«Недурён, – мысленно отметила мать Мадлон, изучая лицо Ганца фон Баркета, проникшего к ней под фамилией давно почившего кузена своей невесты. – Даже красив. Хороший вкус у девчонки. Не таким я тебя представляла, еретик, но всё же…»
– Здравствуйте, сударь, с чем пожаловали? – спросила аббатиса.
Квадратное лицо настоятельницы приняло надменно-недовольное выражение, которое не скрывало неприязни женщины к гостю. Маленькие колкие глазки монахини внимательно рассматривали юношу, производя на него самое неприятное впечатление.
Мать Мадлон
– Я привёз Вам срочную депешу от барона де Бель Эра, моего дяди, – отчеканил Ганц, с поклоном передавая бумагу аббатисе.

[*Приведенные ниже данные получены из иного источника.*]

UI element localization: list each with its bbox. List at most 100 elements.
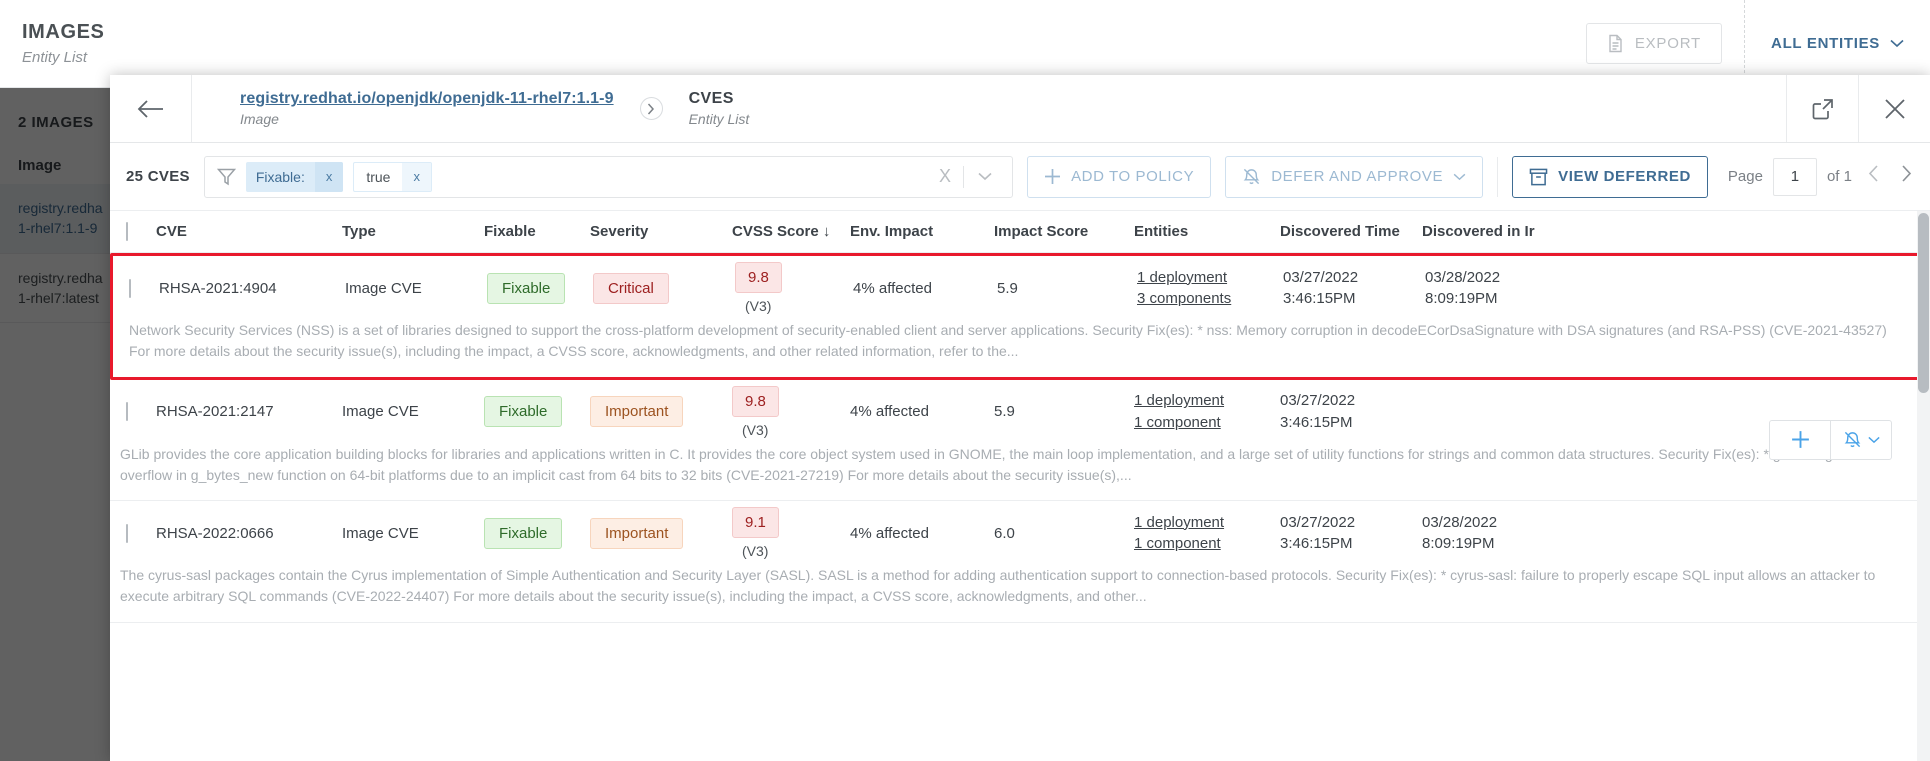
column-header-type[interactable]: Type xyxy=(342,223,484,240)
close-panel-button[interactable] xyxy=(1858,75,1930,142)
severity-badge: Important xyxy=(590,517,684,549)
cell-type: Image CVE xyxy=(345,279,422,297)
export-label: EXPORT xyxy=(1634,35,1702,52)
fixable-badge: Fixable xyxy=(484,396,563,428)
cell-cvss-score: 9.8 (V3) xyxy=(732,385,850,438)
cve-table: CVE Type Fixable Severity CVSS Score ↓ E… xyxy=(110,211,1930,761)
cell-env-impact: 4% affected xyxy=(850,403,929,421)
row-description: The cyrus-sasl packages contain the Cyru… xyxy=(120,567,1876,605)
open-external-button[interactable] xyxy=(1786,75,1858,142)
breadcrumb: registry.redhat.io/openjdk/openjdk-11-rh… xyxy=(192,75,1786,142)
cell-type: Image CVE xyxy=(342,524,419,542)
entity-link-components[interactable]: 1 component xyxy=(1134,412,1280,433)
cve-toolbar: 25 CVES Fixable: x true x X ADD TO POLIC… xyxy=(110,143,1930,211)
arrow-left-icon xyxy=(137,99,165,119)
cell-entities: 1 deployment 1 component xyxy=(1134,390,1280,433)
entity-link-deployments[interactable]: 1 deployment xyxy=(1137,267,1283,288)
row-checkbox-cell[interactable] xyxy=(113,278,159,298)
row-checkbox[interactable] xyxy=(126,402,128,422)
vertical-scrollbar[interactable] xyxy=(1917,211,1930,761)
fixable-badge: Fixable xyxy=(484,517,563,549)
all-entities-label: ALL ENTITIES xyxy=(1771,35,1880,52)
column-header-cve[interactable]: CVE xyxy=(156,223,342,240)
select-all-checkbox-cell[interactable] xyxy=(110,222,156,241)
page-total: of 1 xyxy=(1826,168,1852,185)
entity-link-deployments[interactable]: 1 deployment xyxy=(1134,390,1280,411)
filter-chip-value[interactable]: true x xyxy=(353,161,432,192)
column-header-cvss-score[interactable]: CVSS Score ↓ xyxy=(732,223,850,240)
table-row[interactable]: RHSA-2021:4904 Image CVE Fixable Critica… xyxy=(110,253,1930,380)
column-header-env-impact[interactable]: Env. Impact xyxy=(850,223,994,240)
cell-severity: Important xyxy=(590,517,732,549)
page-number-input[interactable]: 1 xyxy=(1772,157,1817,196)
archive-icon xyxy=(1529,168,1548,186)
discovered-in-image-clock: 8:09:19PM xyxy=(1422,535,1495,553)
pagination: Page 1 of 1 xyxy=(1722,157,1918,196)
row-checkbox[interactable] xyxy=(126,523,128,543)
header-actions: EXPORT ALL ENTITIES xyxy=(1585,0,1930,88)
add-to-policy-button[interactable]: ADD TO POLICY xyxy=(1027,155,1212,198)
table-row[interactable]: RHSA-2021:2147 Image CVE Fixable Importa… xyxy=(110,380,1930,502)
next-page-button[interactable] xyxy=(1895,165,1918,188)
row-checkbox-cell[interactable] xyxy=(110,402,156,422)
cell-cve: RHSA-2021:4904 xyxy=(159,279,277,297)
discovered-date: 03/27/2022 xyxy=(1280,513,1356,531)
discovered-clock: 3:46:15PM xyxy=(1283,290,1356,307)
row-hover-actions xyxy=(1769,419,1892,460)
cvss-version: (V3) xyxy=(742,421,769,438)
discovered-clock: 3:46:15PM xyxy=(1280,413,1353,431)
scrollbar-thumb[interactable] xyxy=(1918,213,1929,393)
cell-impact-score: 5.9 xyxy=(994,403,1015,421)
column-header-severity[interactable]: Severity xyxy=(590,223,732,240)
table-row-main: RHSA-2021:2147 Image CVE Fixable Importa… xyxy=(110,380,1930,460)
discovered-date: 03/27/2022 xyxy=(1280,392,1356,410)
severity-badge: Critical xyxy=(593,272,669,304)
filter-chip-key[interactable]: Fixable: x xyxy=(245,161,344,192)
severity-badge: Important xyxy=(590,396,684,428)
clear-filters-button[interactable]: X xyxy=(927,166,963,187)
cell-discovered-in-image: 03/28/2022 8:09:19PM xyxy=(1422,512,1582,555)
filter-dropdown-toggle[interactable] xyxy=(964,169,1006,184)
export-button[interactable]: EXPORT xyxy=(1585,23,1723,64)
previous-page-button[interactable] xyxy=(1862,165,1885,188)
row-add-to-policy-button[interactable] xyxy=(1770,421,1830,459)
column-header-fixable[interactable]: Fixable xyxy=(484,223,590,240)
filter-chip-value-remove[interactable]: x xyxy=(402,162,431,191)
back-button[interactable] xyxy=(110,75,192,142)
column-header-impact-score[interactable]: Impact Score xyxy=(994,223,1134,240)
cell-severity: Important xyxy=(590,396,732,428)
table-row[interactable]: RHSA-2022:0666 Image CVE Fixable Importa… xyxy=(110,501,1930,623)
column-header-entities[interactable]: Entities xyxy=(1134,223,1280,240)
filter-search-bar[interactable]: Fixable: x true x X xyxy=(203,155,1014,198)
column-header-discovered-in-image[interactable]: Discovered in Ir xyxy=(1422,223,1582,240)
view-deferred-button[interactable]: VIEW DEFERRED xyxy=(1512,155,1708,198)
cell-severity: Critical xyxy=(593,272,735,304)
breadcrumb-current: CVES Entity List xyxy=(689,90,750,127)
row-checkbox-cell[interactable] xyxy=(110,523,156,543)
entity-link-components[interactable]: 3 components xyxy=(1137,288,1283,309)
row-checkbox[interactable] xyxy=(129,278,131,298)
cell-entities: 1 deployment 3 components xyxy=(1137,267,1283,310)
select-all-checkbox[interactable] xyxy=(126,222,128,241)
cell-fixable: Fixable xyxy=(484,517,590,549)
toolbar-divider xyxy=(1497,156,1499,197)
cell-entities: 1 deployment 1 component xyxy=(1134,512,1280,555)
cell-impact-score: 5.9 xyxy=(997,279,1018,297)
entity-link-components[interactable]: 1 component xyxy=(1134,533,1280,554)
filter-chip-key-remove[interactable]: x xyxy=(314,161,344,192)
table-header-row: CVE Type Fixable Severity CVSS Score ↓ E… xyxy=(110,211,1930,253)
all-entities-dropdown[interactable]: ALL ENTITIES xyxy=(1745,35,1930,52)
cell-discovered-time: 03/27/2022 3:46:15PM xyxy=(1280,390,1422,433)
column-header-discovered-time[interactable]: Discovered Time xyxy=(1280,223,1422,240)
entity-link-deployments[interactable]: 1 deployment xyxy=(1134,512,1280,533)
breadcrumb-parent[interactable]: registry.redhat.io/openjdk/openjdk-11-rh… xyxy=(240,90,614,127)
cell-fixable: Fixable xyxy=(487,272,593,304)
chevron-right-icon xyxy=(639,97,663,120)
table-row-main: RHSA-2022:0666 Image CVE Fixable Importa… xyxy=(110,501,1930,565)
cell-impact-score: 6.0 xyxy=(994,524,1015,542)
cell-cvss-score: 9.8 (V3) xyxy=(735,262,853,314)
defer-and-approve-button[interactable]: DEFER AND APPROVE xyxy=(1225,155,1484,198)
row-defer-button[interactable] xyxy=(1831,421,1891,459)
cvss-score-badge: 9.8 xyxy=(732,385,779,417)
breadcrumb-parent-link[interactable]: registry.redhat.io/openjdk/openjdk-11-rh… xyxy=(240,90,614,108)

– Присядьте, сын мой, – монотонно ответила монахиня и оторвала край конверта, противно скрипя сухой бумагой меж пухлыми пальцами.
Ганц опустился на краешек стула, предпочитая не спорить с настоятельницей. Пока мать Мадлон пробегала глазами по письму, на лице её отражалось явное неудовольствие, нарастающее с каждой новой строчкой послания.
– Значит, Вы, сударь, кузен моей воспитанницы?
– Габриэль де Гарсон! – подскочив со стула, снова отчеканил юноша и сделал поклон.
– Полно-полно, я всё поняла. Значит, семья Элены-Валентины де Сентон не желает принять её решение постричься в монахини? Вы не хотите, чтобы она стала Христовой невестой?
– Именно так, потому что Ленитина – земная невеста, у неё есть наречённый и отменить помолвку нельзя. Обручение уже состоялось.
– «Земная»… – прошипела мать Мадлон и, сложив листок пополам, медленно его разорвала.
– Месье барон сообщил в своём письме, которое Вы соизволили порвать, – кивая на бумагу в руках монахини, повысил тон Ганц, – что его старший сын болен. Поэтому он желает, чтобы дочь была рядом уже сейчас. Я уполномочен забрать Ленитину из пансиона досрочно.
– Кто придумал это отвратительное имя? – возмущённо проворчала аббатиса и, отвернувшись от гостя, бросила обрывки письма в теплящийся камин.
Язычки оранжевого пламени тут же приняли желанную пищу.
– Какое имя? – не понял женщины фон Баркет.
– Еретическое! – гавкнула мать Мадлон. – Ле-ни-ти-на! Как собака.
– Это всего лишь домашнее ласковое имя нашей сестры, – хмуро проговорил Ганц, и в глазах его заиграл нехороший огонёк. – Никто и никогда не запретит нам называть её так, как мы называем.